Taking a different approach, Peachtree Hotel Management President Patrick Short said his company will try to push its budgeting process as far as it can into the fall to give its 2021 budget the most up-to-date information possible.

“It’s changing very rapidly,” he said. “If there is a second wave or if there is another blip of some states rolling back their openings, we want to have that information in order to predict Q1 and Q2 of next year.”

Vesta Hospitality is also pushing back finalizing its 2021 budget, President Mark Hemmer said. Normally the executive team would be knee-deep in the budget by now and would have had its revenue expectations figured out and working on the business plans. This year, it’s difficult to figure out how September and October will turn out, let alone 2021.

The process
When preparing 2021 budgets, Peachtree will have more top-down direction than it has previously had to provide more guidance to its hotel GMs and sales directors, Short said. Senior leaders are following the industry closely and making their best efforts to figure out how 2021 looks compared to 2020 as well as how close they can get back to 2019 numbers.

“We start to think high level of where we think the growth is for next year,” he said. “There will be growth from 2020 to 2021, but it’s not going to be at the 2019 numbers.”

HVMG has worked through the last several months to put together a process and methodology to forecast at a high level, Jones said. They have built models that can accurately project what a hotel’s performance will be based on different percentages of revenue compared to 2019 with the operating model and expense reduction initiatives installed at the hotel.

The team has developed some internal capabilities to show a range of outcomes based on actual revenue performance.

“It’ll be a very dynamic process throughout the course of the year,” he said.

Jones expects to be in a constant process of reforecasting and aligning its assumptions and projections through 2021 to be in sync with the actual trajectory of the recovery.

Managing costs
As Vesta Hospitality has gotten used to doing so much with so little, Hemmer feels the company can do anything with nothing. That means there are some positions at its larger hotels that won’t come back.
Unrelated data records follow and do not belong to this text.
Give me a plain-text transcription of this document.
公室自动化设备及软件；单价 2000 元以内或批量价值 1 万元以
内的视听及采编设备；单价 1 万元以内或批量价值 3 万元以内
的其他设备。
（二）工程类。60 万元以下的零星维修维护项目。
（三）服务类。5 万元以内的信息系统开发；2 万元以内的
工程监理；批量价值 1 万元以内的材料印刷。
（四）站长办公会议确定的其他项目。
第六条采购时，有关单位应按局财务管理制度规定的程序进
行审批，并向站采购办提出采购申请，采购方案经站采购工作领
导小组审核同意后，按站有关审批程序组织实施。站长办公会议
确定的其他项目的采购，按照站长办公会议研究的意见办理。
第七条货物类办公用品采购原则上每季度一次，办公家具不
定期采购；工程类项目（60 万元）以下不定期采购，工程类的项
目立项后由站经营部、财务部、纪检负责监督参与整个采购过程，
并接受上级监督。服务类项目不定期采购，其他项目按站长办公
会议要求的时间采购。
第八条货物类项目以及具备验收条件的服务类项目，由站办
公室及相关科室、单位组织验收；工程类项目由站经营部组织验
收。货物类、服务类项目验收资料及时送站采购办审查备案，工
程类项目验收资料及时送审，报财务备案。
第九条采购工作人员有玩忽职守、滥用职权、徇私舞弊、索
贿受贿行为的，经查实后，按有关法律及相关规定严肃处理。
“As we start to plan for 2021, we are already having conversations about these people who are still on furlough,” he said.

Programs and initiatives at hotels tend to grow once implemented and rarely end unless something drastic occurs, he said. The pandemic is providing an opportunity to eliminate several of them.

“I suspect that we’re going to either skinny down or eliminate some of those nice-to-have programs that we’ve had in the past that really are more of a luxury,” he said. “Maybe they’ll come back in the future, but it’s not going to be for 2021 because we’re still going to be in the middle of the battle.”

Peachtree, along with everyone in the industry, has had to make reductions because of the significant drop in occupancy, Short said. The team has looked at 2019 and 2020 numbers to see what decisions on expenditures made an impact. The company reduced trash removal, for example, at each of its properties by half because occupancies were so low this year. The team will figure out at what pace it can increase trash removal as occupancy starts to grow.

They were able to get some concessions from some vendors on pricing, but that’s difficult for certain items, such as hand sanitizer, which saw its price jump compared to months ago, he said. They will look to see if prices are coming down on different products and how that relates to the company’s cost structure.

Expenditures will have to go through a filter to determine whether they’re essential, Jones said. That means they will need to show they are directly attributed to revenue generation and can improve the ability to drive revenue and market share. They must ensure safety and cleanliness standards to ensure the hotels are well-equipped and positioned to execute on guest expectations.

The return on investment could be the creation of some efficiencies or otherwise add value through more revenue, a better guest experience or establishing a leadership position in guest preference, he said.